A woman once known by her customers as the “Ketamine Queen” stood in a Los Angeles courtroom Wednesday and admitted to supplying the drugs that killed Matthew Perry.
Jasveen Sangha, 42, had long denied the charges against her. But facing a looming trial and overwhelming evidence, she changed her plea to guilty on five counts, including distribution of ketamine resulting in death. It was a dramatic turn in the federal case that began nearly a year ago, when prosecutors charged five people in connection with the Friends actor’s fatal overdose. Sangha’s plea makes her the final defendant to fold.

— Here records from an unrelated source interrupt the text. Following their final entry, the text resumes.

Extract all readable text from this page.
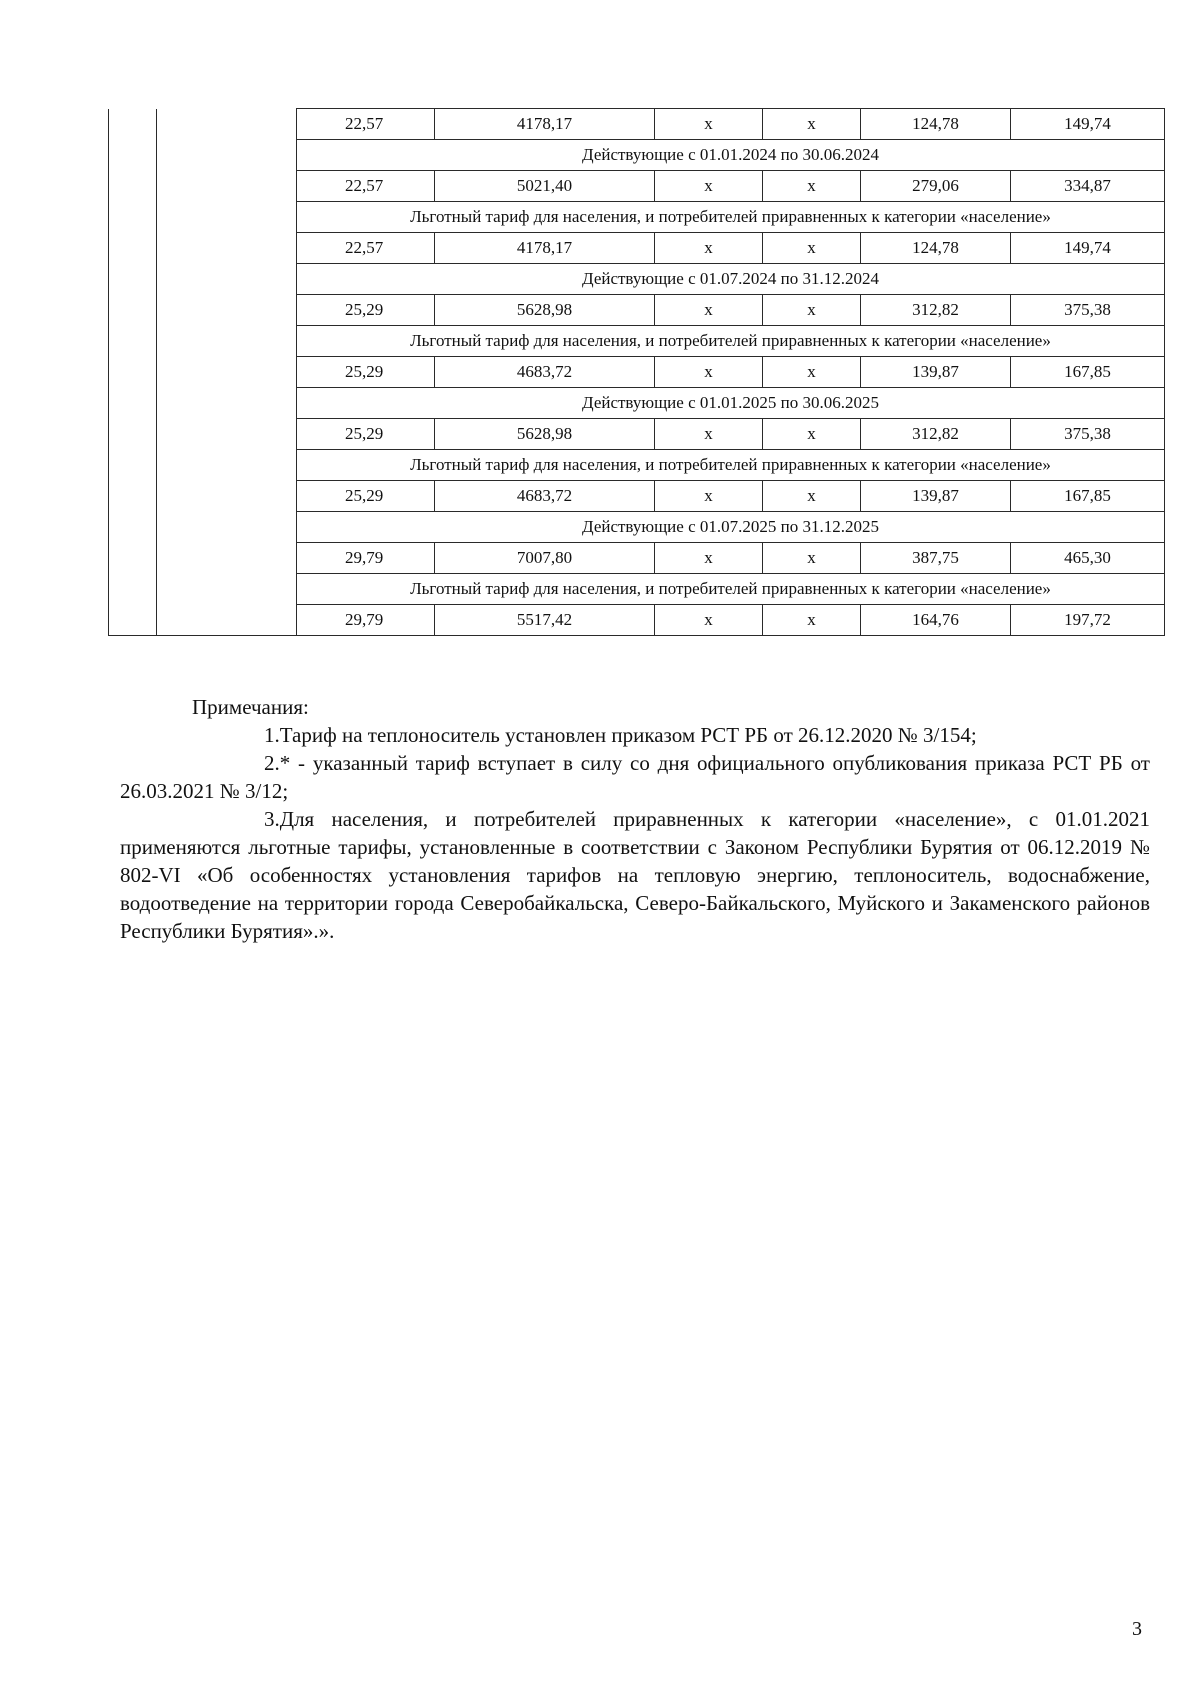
		22,57	4178,17	х	х	124,78	149,74
		Действующие с 01.01.2024 по 30.06.2024					
		22,57	5021,40	х	х	279,06	334,87
		Льготный тариф для населения, и потребителей приравненных к категории «население»					
		22,57	4178,17	х	х	124,78	149,74
		Действующие с 01.07.2024 по 31.12.2024					
		25,29	5628,98	х	х	312,82	375,38
		Льготный тариф для населения, и потребителей приравненных к категории «население»					
		25,29	4683,72	х	х	139,87	167,85
		Действующие с 01.01.2025 по 30.06.2025					
		25,29	5628,98	х	х	312,82	375,38
		Льготный тариф для населения, и потребителей приравненных к категории «население»					
		25,29	4683,72	х	х	139,87	167,85
		Действующие с 01.07.2025 по 31.12.2025					
		29,79	7007,80	х	х	387,75	465,30
		Льготный тариф для населения, и потребителей приравненных к категории «население»					
		29,79	5517,42	х	х	164,76	197,72

Примечания:

1.Тариф на теплоноситель установлен приказом РСТ РБ от 26.12.2020 № 3/154;

2.* - указанный тариф вступает в силу со дня официального опубликования приказа РСТ РБ от 26.03.2021 № 3/12;

3.Для населения, и потребителей приравненных к категории «население», с 01.01.2021 применяются льготные тарифы, установленные в соответствии с Законом Республики Бурятия от 06.12.2019 № 802-VI «Об особенностях установления тарифов на тепловую энергию, теплоноситель, водоснабжение, водоотведение на территории города Северобайкальска, Северо-Байкальского, Муйского и Закаменского районов Республики Бурятия».».

3
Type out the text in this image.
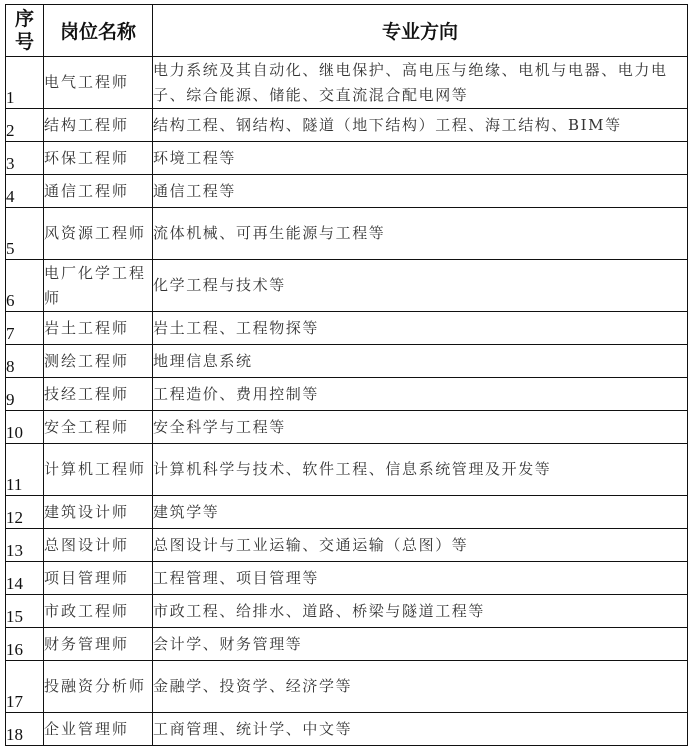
序号	岗位名称	专业方向
1	电气工程师	电力系统及其自动化、继电保护、高电压与绝缘、电机与电器、电力电子、综合能源、储能、交直流混合配电网等
2	结构工程师	结构工程、钢结构、隧道（地下结构）工程、海工结构、BIM等
3	环保工程师	环境工程等
4	通信工程师	通信工程等
5	风资源工程师	流体机械、可再生能源与工程等
6	电厂化学工程师	化学工程与技术等
7	岩土工程师	岩土工程、工程物探等
8	测绘工程师	地理信息系统
9	技经工程师	工程造价、费用控制等
10	安全工程师	安全科学与工程等
11	计算机工程师	计算机科学与技术、软件工程、信息系统管理及开发等
12	建筑设计师	建筑学等
13	总图设计师	总图设计与工业运输、交通运输（总图）等
14	项目管理师	工程管理、项目管理等
15	市政工程师	市政工程、给排水、道路、桥梁与隧道工程等
16	财务管理师	会计学、财务管理等
17	投融资分析师	金融学、投资学、经济学等
18	企业管理师	工商管理、统计学、中文等
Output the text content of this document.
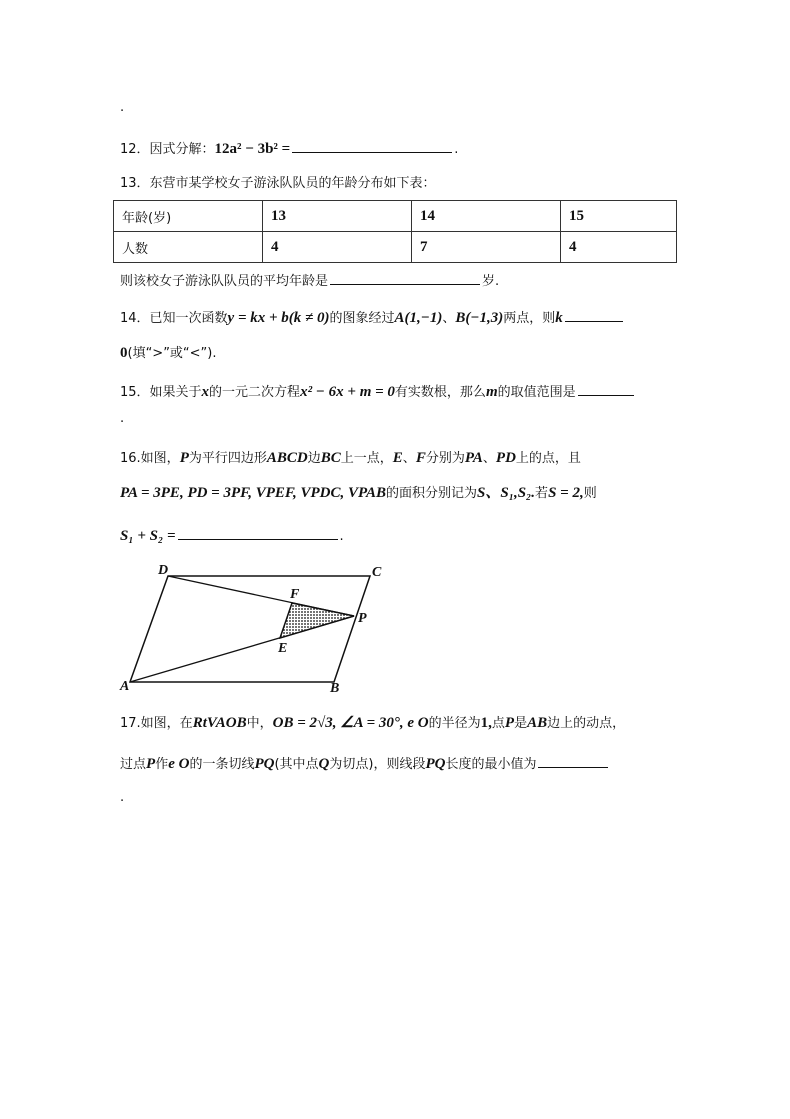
.
12．因式分解：12a² − 3b² =	.
13．东营市某学校女子游泳队队员的年龄分布如下表：
年龄(岁)	13	14	15
人数	4	7	4
则该校女子游泳队队员的平均年龄是	岁.
14．已知一次函数y = kx + b(k ≠ 0)的图象经过A(1,−1)、B(−1,3)两点，则k
0(填“>”或“<”).
15．如果关于x的一元二次方程x² − 6x + m = 0有实数根，那么m的取值范围是
.
16.如图，P为平行四边形ABCD边BC上一点，E、F分别为PA、PD上的点，且
PA = 3PE, PD = 3PF, VPEF, VPDC, VPAB的面积分别记为S、S₁,S₂.若S = 2,则
S₁ + S₂ =	.
D	C
F
P
E
A	B
17.如图，在RtVAOB中，OB = 2√3, ∠A = 30°, e O的半径为1,点P是AB边上的动点，
过点P作e O的一条切线PQ(其中点Q为切点)，则线段PQ长度的最小值为
.
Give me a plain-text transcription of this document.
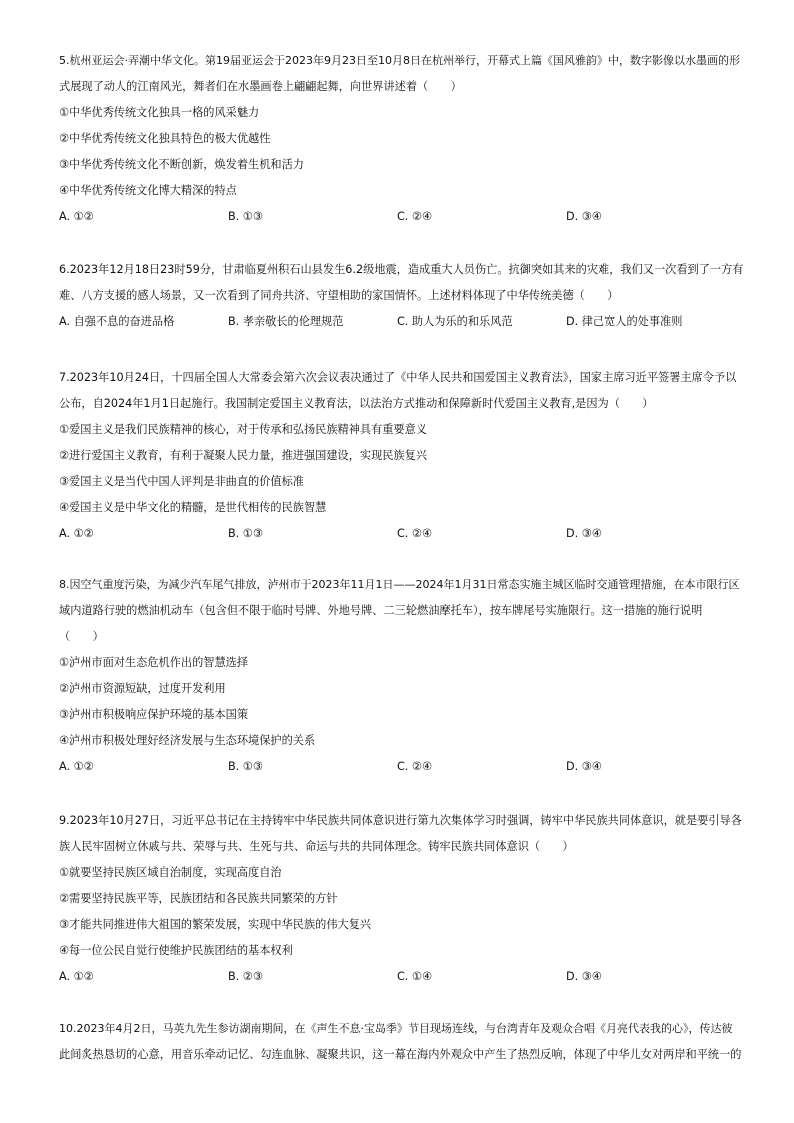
5.杭州亚运会·弄潮中华文化。第19届亚运会于2023年9月23日至10月8日在杭州举行，开幕式上篇《国风雅韵》中，数字影像以水墨画的形

式展现了动人的江南风光，舞者们在水墨画卷上翩翩起舞，向世界讲述着（　　）

①中华优秀传统文化独具一格的风采魅力
②中华优秀传统文化独具特色的极大优越性
③中华优秀传统文化不断创新，焕发着生机和活力
④中华优秀传统文化博大精深的特点
A. ①②	B. ①③	C. ②④	D. ③④

6.2023年12月18日23时59分，甘肃临夏州积石山县发生6.2级地震，造成重大人员伤亡。抗御突如其来的灾难，我们又一次看到了一方有

难、八方支援的感人场景，又一次看到了同舟共济、守望相助的家国情怀。上述材料体现了中华传统美德（　　）

A. 自强不息的奋进品格	B. 孝亲敬长的伦理规范	C. 助人为乐的和乐风范	D. 律己宽人的处事准则

7.2023年10月24日，十四届全国人大常委会第六次会议表决通过了《中华人民共和国爱国主义教育法》，国家主席习近平签署主席令予以

公布，自2024年1月1日起施行。我国制定爱国主义教育法，以法治方式推动和保障新时代爱国主义教育,是因为（　　）

①爱国主义是我们民族精神的核心，对于传承和弘扬民族精神具有重要意义
②进行爱国主义教育，有利于凝聚人民力量，推进强国建设，实现民族复兴
③爱国主义是当代中国人评判是非曲直的价值标准
④爱国主义是中华文化的精髓，是世代相传的民族智慧
A. ①②	B. ①③	C. ②④	D. ③④

8.因空气重度污染，为减少汽车尾气排放，泸州市于2023年11月1日——2024年1月31日常态实施主城区临时交通管理措施，在本市限行区

域内道路行驶的燃油机动车（包含但不限于临时号牌、外地号牌、二三轮燃油摩托车），按车牌尾号实施限行。这一措施的施行说明

（　　）

①泸州市面对生态危机作出的智慧选择
②泸州市资源短缺，过度开发利用
③泸州市积极响应保护环境的基本国策
④泸州市积极处理好经济发展与生态环境保护的关系
A. ①②	B. ①③	C. ②④	D. ③④

9.2023年10月27日，习近平总书记在主持铸牢中华民族共同体意识进行第九次集体学习时强调，铸牢中华民族共同体意识，就是要引导各

族人民牢固树立休戚与共、荣辱与共、生死与共、命运与共的共同体理念。铸牢民族共同体意识（　　）

①就要坚持民族区域自治制度，实现高度自治
②需要坚持民族平等，民族团结和各民族共同繁荣的方针
③才能共同推进伟大祖国的繁荣发展，实现中华民族的伟大复兴
④每一位公民自觉行使维护民族团结的基本权利
A. ①②	B. ②③	C. ①④	D. ③④

10.2023年4月2日，马英九先生参访湖南期间，在《声生不息·宝岛季》节目现场连线，与台湾青年及观众合唱《月亮代表我的心》，传达彼

此间炙热恳切的心意，用音乐牵动记忆、勾连血脉、凝聚共识，这一幕在海内外观众中产生了热烈反响，体现了中华儿女对两岸和平统一的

Wearing tan jail garb, Sangha appeared subdued as Judge Sherilyn Peace Garnett asked her to enter her pleas one by one. Each time, she responded softly: “guilty.” Her lawyer, Mark Geragos, stood beside her. When pressed about whether she knew the drugs were bound for Perry, she hedged. “There was no way I could tell 100%,” she said. Asked again, she admitted she wasn’t sure if “all of them or some of them” went directly to him. The equivocation didn’t derail the deal.
Prosecutors have painted Sangha as more than just a casual supplier. In filings, they repeatedly used the moniker “Ketamine Queen,” describing her as a dealer with a reputation for catering to wealthy, high-profile clients. On Instagram, Sangha showcased a jet-set lifestyle—posting pictures with celebrities and backdrops in luxury destinations. But investigators say the glossy veneer hid a drug pipeline that ultimately reached Perry.
She pled guilty to maintaining a drug-involved premises and distributing ketamine on multiple occasions, including in quantities that directly led to Perry’s death. In exchange, prosecutors dropped three other counts. She will face up to 65 years in prison when she’s sentenced in December.
The guilty plea caps months of cooperation from her co-defendants. Dr. Salvador Plasencia, another central figure in the case, admitted guilt in July. Three others—Dr. Mark Chavez, Kenneth Iwamasa, and Erik Fleming—pleaded guilty earlier, each pointing to Sangha’s role in the network.
According to prosecutors, Perry had been legally prescribed ketamine as part of an off-label treatment for depression, but he wanted more than his doctor would allow. That search led him to Sangha through Fleming. Just four days before his death, he allegedly paid her $6,000 in cash for 25 vials. Fleming later described her product as “amazing” and boasted that she only dealt “with high-end and celebs.”
On October 28, 2023, Perry was found unresponsive in his Los Angeles home by his assistant, Iwamasa. The coroner determined ketamine was the primary cause of death.
Sangha has been in custody for nearly a year, awaiting trial. On the day Perry died, prosecutors say, she messaged Fleming urging him to delete their conversations.
Perry’s death was a reminder of how addiction shadowed him for decades, even as he became one of television’s most beloved figures. Known to millions as Chandler Bing on Friends, his struggle with substance use was never a secret. Now, with the “Ketamine Queen” admitting her role, the federal case around his final days has reached its end.